Thursday, July 11, 2013

Socorro File System Storage Revisited - the inode problem


The Socorro radix file system storage classes were written originally to be permanent crash storage. We eventually started using HBase instead of the file system. However, the file system storage lives on as temporary storage on the Socorro collectors. Even through the 2013 rewrite of the file system classes, the mind set of this being permanent storage persisted. 

This creates a problem. The collectors dump all the crashes into file system storage. The crash movers then spool these temporarily stored crashes into HBase. As the crash movers do their work, crashes are removed from file system storage. For efficiency sake when working with a resource that is touched for reads and writes by other processes simultaneously, the file system classes do not clean up empty directories. As the days progress, this leaves large empty directory trees hanging around on the disk. Eventually, this become a problem as the disk runs out of inodes. We did not solve this problem in 2013 FS rewrite.  We couldn't come up with a good solution as for how to clean up the old directories without slowing down the collectors, crashmover or having a separate cleaning process or cron.

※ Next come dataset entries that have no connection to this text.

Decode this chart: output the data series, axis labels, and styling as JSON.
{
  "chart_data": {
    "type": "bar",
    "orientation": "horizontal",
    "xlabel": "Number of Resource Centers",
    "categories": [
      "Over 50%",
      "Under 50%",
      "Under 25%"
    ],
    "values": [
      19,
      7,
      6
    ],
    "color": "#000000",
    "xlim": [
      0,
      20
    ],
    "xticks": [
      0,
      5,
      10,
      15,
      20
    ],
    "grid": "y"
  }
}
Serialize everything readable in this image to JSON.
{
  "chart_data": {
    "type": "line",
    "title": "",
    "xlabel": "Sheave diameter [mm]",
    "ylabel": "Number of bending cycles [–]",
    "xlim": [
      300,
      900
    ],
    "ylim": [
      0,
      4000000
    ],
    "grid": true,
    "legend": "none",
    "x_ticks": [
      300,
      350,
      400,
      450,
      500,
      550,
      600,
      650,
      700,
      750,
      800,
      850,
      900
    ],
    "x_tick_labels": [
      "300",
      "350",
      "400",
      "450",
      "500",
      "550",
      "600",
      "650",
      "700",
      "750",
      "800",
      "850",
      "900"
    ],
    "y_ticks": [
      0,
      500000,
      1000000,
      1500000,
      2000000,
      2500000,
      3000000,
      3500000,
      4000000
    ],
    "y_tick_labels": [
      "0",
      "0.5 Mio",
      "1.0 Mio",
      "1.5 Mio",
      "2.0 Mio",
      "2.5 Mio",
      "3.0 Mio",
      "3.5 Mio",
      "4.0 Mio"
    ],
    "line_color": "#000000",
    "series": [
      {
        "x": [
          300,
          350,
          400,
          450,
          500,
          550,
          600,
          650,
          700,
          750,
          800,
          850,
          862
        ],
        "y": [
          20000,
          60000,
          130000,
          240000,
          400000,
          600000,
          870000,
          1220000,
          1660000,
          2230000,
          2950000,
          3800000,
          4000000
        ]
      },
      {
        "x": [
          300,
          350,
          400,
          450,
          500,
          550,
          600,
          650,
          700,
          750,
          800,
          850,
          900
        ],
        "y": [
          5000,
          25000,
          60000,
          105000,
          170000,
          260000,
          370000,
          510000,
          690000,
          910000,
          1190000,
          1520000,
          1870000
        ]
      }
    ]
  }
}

Here's a simple solution: recycling. The file system classes could have a setting for the number of days to keep old directories, say defaulting to one week. So in a week, we've got these directories created:

primaryCrashStorage/20130501
primaryCrashStorage/20130502
primaryCrashStorage/20130503
primaryCrashStorage/20130504
primaryCrashStorage/20130505
primaryCrashStorage/20130506
primaryCrashStorage/20130507

On May 8th, we'd normally create a new directory called primaryCrashStorage/20130508. All those older directories  are empty trees, the crashmover consumed them days previously. I suggest that the file system classes take the oldest and simply rename it for the current day. The internal directory structure is already been built, storing crashes can begin immediately.

mv primaryCrashStorage/20130501 primaryCrashStorage/20130508

The number_of_days should be set to a bit larger than the longest time that we'd could expect the crashmovers to out of commission in a crisis. If we want the file system to be permanent storage, set the constant to MAXINT (or make a special case for 0).

This system has two benefits: first the inode problem goes away without having to slow down anything or create another process; second it actually speeds up the collector, after the first week, it doesn't have to create radix directories any more, they've already been created.

I've no idea why this idea didn't come to me before – it seems to be nothing but win-win.